The combined effect of mechanical strain and electric field cycling on the ferroelectric performance of P(VDF-TrFE) thin films on flexible substrates and underlying mechanisms.

In this manuscript, we study the combined effect of mechanical strain and electric field cycling on the ferroelectric properties and polarization fatigue of P(VDF-TrFE) based flexible thin film capacitors from the perspective of flexible memory applications. The devices show nearly 80% retention of ferroelectric polarization after 30 000 bending cycles at mechanical strains of up to ca. 0.8%, mimicking a typical number of bending cycles a product is expected to go through. On the other hand, electric field cycling of the unstrained as well as mechanically strained devices results in over 50% drop in the ferroelectric polarization of the capacitors within 105 bipolar switching cycles. We find that 20% reduction in the polarization upon mechanical cycling is due to the formation of cracks in P(VDF-TrFE) thin films whilst ca. 50% polarization reduction during purely electrical or mechano-electrical fatigue is concomitant with the development of bubbles in the top electrode of the devices which eventually coalesce to give rise to bursting and eventual delamination of the electrode.
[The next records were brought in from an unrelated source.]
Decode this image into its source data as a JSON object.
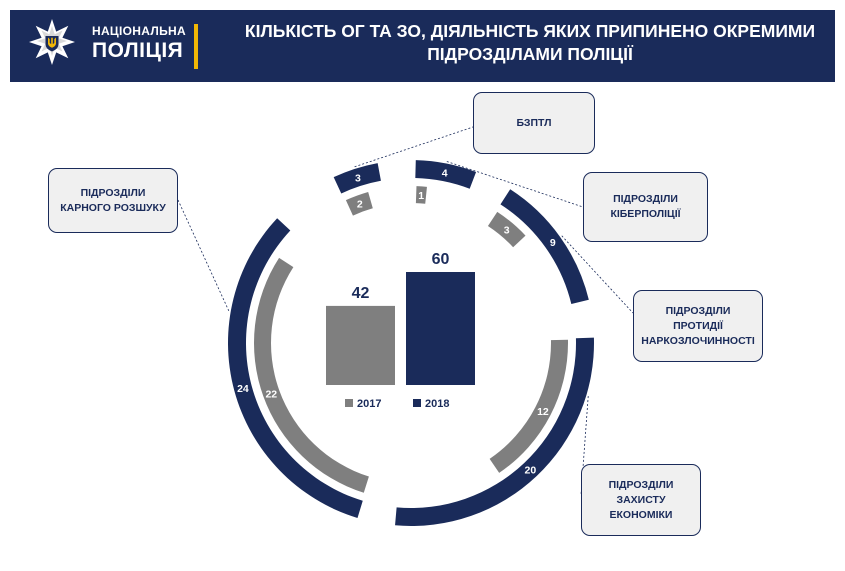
{
  "header": {
    "logo_line1": "НАЦІОНАЛЬНА",
    "logo_line2": "ПОЛІЦІЯ",
    "title": "КІЛЬКІСТЬ ОГ ТА ЗО, ДІЯЛЬНІСТЬ ЯКИХ ПРИПИНЕНО ОКРЕМИМИ ПІДРОЗДІЛАМИ ПОЛІЦІЇ"
  },
  "colors": {
    "header_bg": "#1a2b5a",
    "series_2018": "#1a2b5a",
    "series_2017": "#7f7f7f",
    "accent_bar": "#f2b705"
  },
  "chart_data": [
    {
      "type": "donut",
      "categories": [
        "БЗПТЛ",
        "ПІДРОЗДІЛИ КІБЕРПОЛІЦІЇ",
        "ПІДРОЗДІЛИ ПРОТИДІЇ НАРКОЗЛОЧИННОСТІ",
        "ПІДРОЗДІЛИ ЗАХИСТУ ЕКОНОМІКИ",
        "ПІДРОЗДІЛИ КАРНОГО РОЗШУКУ"
      ],
      "series": [
        {
          "name": "2018",
          "values": [
            3,
            4,
            9,
            20,
            24
          ]
        },
        {
          "name": "2017",
          "values": [
            2,
            1,
            3,
            12,
            22
          ]
        }
      ]
    },
    {
      "type": "bar",
      "categories": [
        "2017",
        "2018"
      ],
      "values": [
        42,
        60
      ],
      "legend": [
        "2017",
        "2018"
      ]
    }
  ]
}
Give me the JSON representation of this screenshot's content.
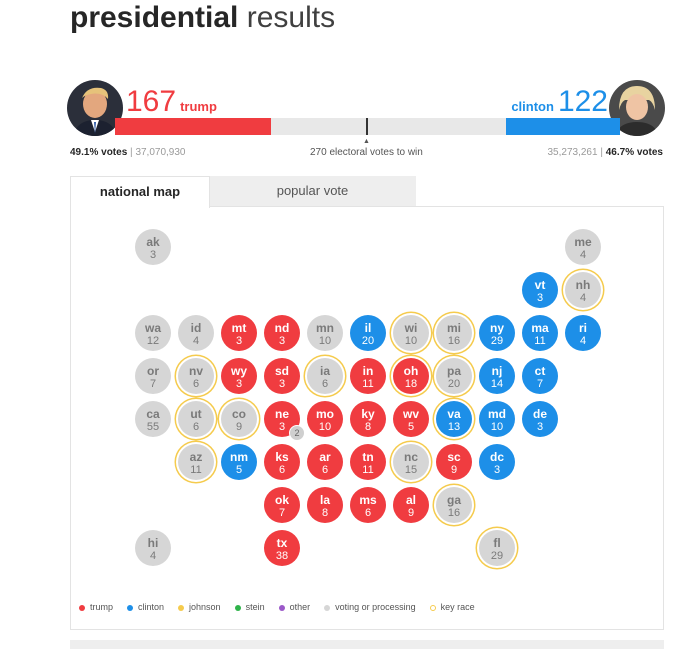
{
  "title": {
    "bold": "presidential",
    "light": "results"
  },
  "colors": {
    "trump": "#f03c40",
    "clinton": "#1d8fe8",
    "undecided": "#d6d6d6",
    "key_race": "#f5cb4d",
    "johnson": "#f5cb4d",
    "stein": "#2fb34a",
    "other": "#9b59c9"
  },
  "candidates": {
    "trump": {
      "name": "trump",
      "electoral_votes": "167",
      "votes_pct": "49.1% votes",
      "votes_count": "37,070,930",
      "bar_fraction": 0.309
    },
    "clinton": {
      "name": "clinton",
      "electoral_votes": "122",
      "votes_pct": "46.7% votes",
      "votes_count": "35,273,261",
      "bar_fraction": 0.226
    }
  },
  "center_note": "270 electoral votes to win",
  "tabs": [
    {
      "label": "national map",
      "active": true
    },
    {
      "label": "popular vote",
      "active": false
    }
  ],
  "states": [
    {
      "abbr": "ak",
      "ev": "3",
      "status": "u",
      "key": false
    },
    {
      "abbr": "me",
      "ev": "4",
      "status": "u",
      "key": false
    },
    {
      "abbr": "vt",
      "ev": "3",
      "status": "d",
      "key": false
    },
    {
      "abbr": "nh",
      "ev": "4",
      "status": "u",
      "key": true
    },
    {
      "abbr": "wa",
      "ev": "12",
      "status": "u",
      "key": false
    },
    {
      "abbr": "id",
      "ev": "4",
      "status": "u",
      "key": false
    },
    {
      "abbr": "mt",
      "ev": "3",
      "status": "r",
      "key": false
    },
    {
      "abbr": "nd",
      "ev": "3",
      "status": "r",
      "key": false
    },
    {
      "abbr": "mn",
      "ev": "10",
      "status": "u",
      "key": false
    },
    {
      "abbr": "il",
      "ev": "20",
      "status": "d",
      "key": false
    },
    {
      "abbr": "wi",
      "ev": "10",
      "status": "u",
      "key": true
    },
    {
      "abbr": "mi",
      "ev": "16",
      "status": "u",
      "key": true
    },
    {
      "abbr": "ny",
      "ev": "29",
      "status": "d",
      "key": false
    },
    {
      "abbr": "ma",
      "ev": "11",
      "status": "d",
      "key": false
    },
    {
      "abbr": "ri",
      "ev": "4",
      "status": "d",
      "key": false
    },
    {
      "abbr": "or",
      "ev": "7",
      "status": "u",
      "key": false
    },
    {
      "abbr": "nv",
      "ev": "6",
      "status": "u",
      "key": true
    },
    {
      "abbr": "wy",
      "ev": "3",
      "status": "r",
      "key": false
    },
    {
      "abbr": "sd",
      "ev": "3",
      "status": "r",
      "key": false
    },
    {
      "abbr": "ia",
      "ev": "6",
      "status": "u",
      "key": true
    },
    {
      "abbr": "in",
      "ev": "11",
      "status": "r",
      "key": false
    },
    {
      "abbr": "oh",
      "ev": "18",
      "status": "r",
      "key": true
    },
    {
      "abbr": "pa",
      "ev": "20",
      "status": "u",
      "key": true
    },
    {
      "abbr": "nj",
      "ev": "14",
      "status": "d",
      "key": false
    },
    {
      "abbr": "ct",
      "ev": "7",
      "status": "d",
      "key": false
    },
    {
      "abbr": "ca",
      "ev": "55",
      "status": "u",
      "key": false
    },
    {
      "abbr": "ut",
      "ev": "6",
      "status": "u",
      "key": true
    },
    {
      "abbr": "co",
      "ev": "9",
      "status": "u",
      "key": true
    },
    {
      "abbr": "ne",
      "ev": "3",
      "status": "r",
      "key": false,
      "split": "2"
    },
    {
      "abbr": "mo",
      "ev": "10",
      "status": "r",
      "key": false
    },
    {
      "abbr": "ky",
      "ev": "8",
      "status": "r",
      "key": false
    },
    {
      "abbr": "wv",
      "ev": "5",
      "status": "r",
      "key": false
    },
    {
      "abbr": "va",
      "ev": "13",
      "status": "d",
      "key": true
    },
    {
      "abbr": "md",
      "ev": "10",
      "status": "d",
      "key": false
    },
    {
      "abbr": "de",
      "ev": "3",
      "status": "d",
      "key": false
    },
    {
      "abbr": "az",
      "ev": "11",
      "status": "u",
      "key": true
    },
    {
      "abbr": "nm",
      "ev": "5",
      "status": "d",
      "key": false
    },
    {
      "abbr": "ks",
      "ev": "6",
      "status": "r",
      "key": false
    },
    {
      "abbr": "ar",
      "ev": "6",
      "status": "r",
      "key": false
    },
    {
      "abbr": "tn",
      "ev": "11",
      "status": "r",
      "key": false
    },
    {
      "abbr": "nc",
      "ev": "15",
      "status": "u",
      "key": true
    },
    {
      "abbr": "sc",
      "ev": "9",
      "status": "r",
      "key": false
    },
    {
      "abbr": "dc",
      "ev": "3",
      "status": "d",
      "key": false
    },
    {
      "abbr": "ok",
      "ev": "7",
      "status": "r",
      "key": false
    },
    {
      "abbr": "la",
      "ev": "8",
      "status": "r",
      "key": false
    },
    {
      "abbr": "ms",
      "ev": "6",
      "status": "r",
      "key": false
    },
    {
      "abbr": "al",
      "ev": "9",
      "status": "r",
      "key": false
    },
    {
      "abbr": "ga",
      "ev": "16",
      "status": "u",
      "key": true
    },
    {
      "abbr": "hi",
      "ev": "4",
      "status": "u",
      "key": false
    },
    {
      "abbr": "tx",
      "ev": "38",
      "status": "r",
      "key": false
    },
    {
      "abbr": "fl",
      "ev": "29",
      "status": "u",
      "key": true
    }
  ],
  "legend": [
    {
      "label": "trump",
      "kind": "dot",
      "color": "#f03c40"
    },
    {
      "label": "clinton",
      "kind": "dot",
      "color": "#1d8fe8"
    },
    {
      "label": "johnson",
      "kind": "dot",
      "color": "#f5cb4d"
    },
    {
      "label": "stein",
      "kind": "dot",
      "color": "#2fb34a"
    },
    {
      "label": "other",
      "kind": "dot",
      "color": "#9b59c9"
    },
    {
      "label": "voting or processing",
      "kind": "dot",
      "color": "#d6d6d6"
    },
    {
      "label": "key race",
      "kind": "ring",
      "color": "#f5cb4d"
    }
  ]
}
A detailed investigation into the electrical fatigue mechanisms shows that the fatigue is primarily driven by the degradation of the P(VDF-TrFE) thin films due to HF elimination triggered by a high enough electric field, also manifested by reduced crystallinity and a reduced number of total dipoles of P(VDF-TrFE) films. The results clearly suggest that polarization reduction upon electric field cycling i.e. electrical fatigue is a greater bottleneck in the use of flexible memory devices than the mechanical cycling.